Over time the Los Hornos settlement expanded along series of large secondary canals to the east and southeast. At the height of the Pre-classic occupation in the Sacaton Phase this settlement had one large ball court, a large central plaza, several formal cremation cemeteries, numerous trash mounds, and several hundred residential pithouses. The detailed excavation of 50 Pre-classic Period pithouses provided invaluable information concerning residential architecture and the functional use of interior space.
After a short period of population loss and community reorganization in the late 11th and early 12th centuries AD, Los Hornos continued to shift east and south in the Classic Period. This large village appears to have recovered and again became an important settlement late in the Soho or early in the Civano phase, from AD 1277 to 1325. At this time Los Hornos consisted of about 15 residential compounds, a large central plaza, a large rectangular platform mound with an associated compound, several large trash mounds, as well as numerous borrow pits and inhumation and cremation cemeteries.

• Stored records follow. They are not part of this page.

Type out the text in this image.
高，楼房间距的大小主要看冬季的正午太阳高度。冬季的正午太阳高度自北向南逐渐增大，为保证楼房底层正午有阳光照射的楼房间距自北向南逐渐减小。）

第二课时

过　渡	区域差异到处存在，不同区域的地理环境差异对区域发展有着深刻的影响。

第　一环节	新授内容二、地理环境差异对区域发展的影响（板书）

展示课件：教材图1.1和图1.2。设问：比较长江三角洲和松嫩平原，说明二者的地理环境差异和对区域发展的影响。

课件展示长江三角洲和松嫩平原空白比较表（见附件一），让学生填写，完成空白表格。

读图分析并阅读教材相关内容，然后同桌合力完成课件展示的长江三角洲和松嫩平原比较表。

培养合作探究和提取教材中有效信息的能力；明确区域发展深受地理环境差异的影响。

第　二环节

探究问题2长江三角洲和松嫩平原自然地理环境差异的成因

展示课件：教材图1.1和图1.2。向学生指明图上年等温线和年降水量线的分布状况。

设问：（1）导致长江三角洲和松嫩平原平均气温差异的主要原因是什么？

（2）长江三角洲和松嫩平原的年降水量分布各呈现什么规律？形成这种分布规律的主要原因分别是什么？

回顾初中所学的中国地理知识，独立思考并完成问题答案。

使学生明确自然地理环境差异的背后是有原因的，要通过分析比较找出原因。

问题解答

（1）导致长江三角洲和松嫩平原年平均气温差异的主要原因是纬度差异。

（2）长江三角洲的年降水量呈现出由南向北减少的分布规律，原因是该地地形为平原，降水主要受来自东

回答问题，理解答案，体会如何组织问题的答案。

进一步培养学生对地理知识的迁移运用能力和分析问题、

Prior to the middle of the 14th century AD, with the rise of Los Muertos located several miles to the south and east, the Los Hornos community declined. Although greatly reduced in scale and importance the settlement continued to be occupied until it was abandoned between AD 1400 and 1450. Today much of the Los Hornos village has been destroyed due to modern transportation, residential, and commercial development, or has been excavated. The only surface vestiges of this once significant Hohokam settlement are the remains of several low trash mounds found in the Old Guadalupe Village Cemetery.